Stone Street, SMA Equities, others stand to reap far higher rents per square foot

TRD NEW YORK /
Mar.March 25, 2013 06:00 PM

For some time now, coveted Downtown neighborhoods such as Soho and the West Village have commanded some of the highest residential rents in Manhattan. But about a dozen landlords – Most Recently Stone Street Properties and SMA Equities – have found that converting ground-floor apartments into retail space is far more lucrative.

This month, Stone Street filed plans to convert a first floor apartment at 101 Macdougal Street,Between Bleecker Street and Minetta Lane, to a store, while SMA Equities did the same at 22 Spring Street, between Elizabeth and Mott streets, records filed with the city’s Department of Buildings show.

Indeed, a review by The Real Deal shows that landlords have moved to convert apartments in at least 12 buildings in Manhattan to much more valuable retail in the last two years. The two applications filed in 2013 so far may represent a slight uptick over the previous two years: in 2012, there were four such applications, and in 2011 there were six, DOB records show.

(The Real Deal looked at DOB applications to convert ground-floor residences to retail space filed between Jan. 1, 2011 and today.)

Though a conversion is not an easy process, requiring city approvals and tenant negotiations, the payout in some cases can be an exponential increase in rent per square foot. This is particularly true in hot retail areas like Greenwich Village, Nolita and Soho, where shoppers are streaming in to once sleepy streets.

At Stone Street’s 101 MacDougal, the most lucrative use for the ground floor was retail, said the firm’s managing principal, Jeffrey Kaye, who purchased the apartment building this past November as part of a $73 million portfolio of 16 buildings, along with Robert Morgenstern, also a managing principal.

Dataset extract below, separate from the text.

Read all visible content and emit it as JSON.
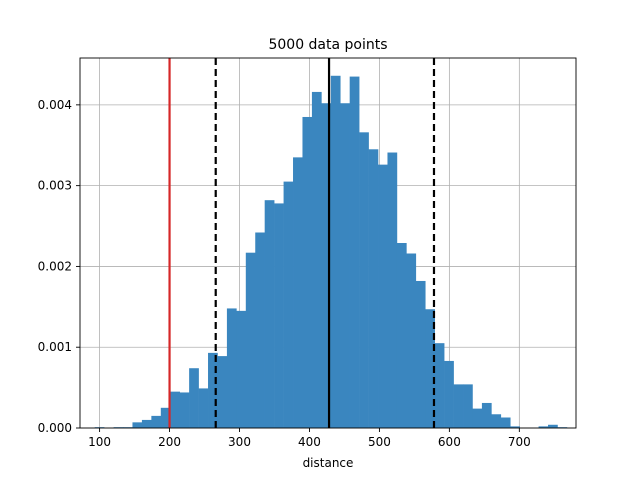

The property “is the only building on that block that does not have ground floor retail, and the amount of interest in retail on that block in the West Village is staggering,” Kaye said.

Other firms that have filed plans or already transformed apartments include Midtown-based the Jackson Group, which filed to convert the West Village space at 407 Bleecker Street, between West 11th and Bank streets, in 2011 (leased to shoe retailer Jimmy Choo); and First Atlantic Real Estate, which filed in 2011 to convert 156 Prince Street, between West Broadway and Thompson Street, in Soho, which leases space to the health food chain Juice Press.

For 407 Bleecker, the conversion was a round trip, according to DOB records. A certificate of occupancy from 1941 identified the first floor as store space. That was changed at some point before 1978, when a new certificate of occupancy said it was residential.

But there are likely more conversions to come, retail experts said, even though it is not a simple process and may include buying out or relocating rent regulated tenants.

“In a neighborhood that has been gentrifying, where retail has been creeping in, it is much better to get retail rents,” said Albert Laboz, a principal at United American Land, which owns properties in Soho, among other areas. “Especially if you buy out rent control or rent-stabilized tenants, you are really increasing your net income exponentially.”

Another landlord agent, who was not involved in these transactions, said he expected owners would be able to lift revenue per square foot by as much as ten fold.

“Bleecker Street in the West Village is a great example of this strategy,” Jared Epstein, vice president at Aurora Capital Associates, said. “Ground floor residential units that rented for $50 to $75 [per square foot] are increasingly being converted to retail space that commands $500 per square foot.”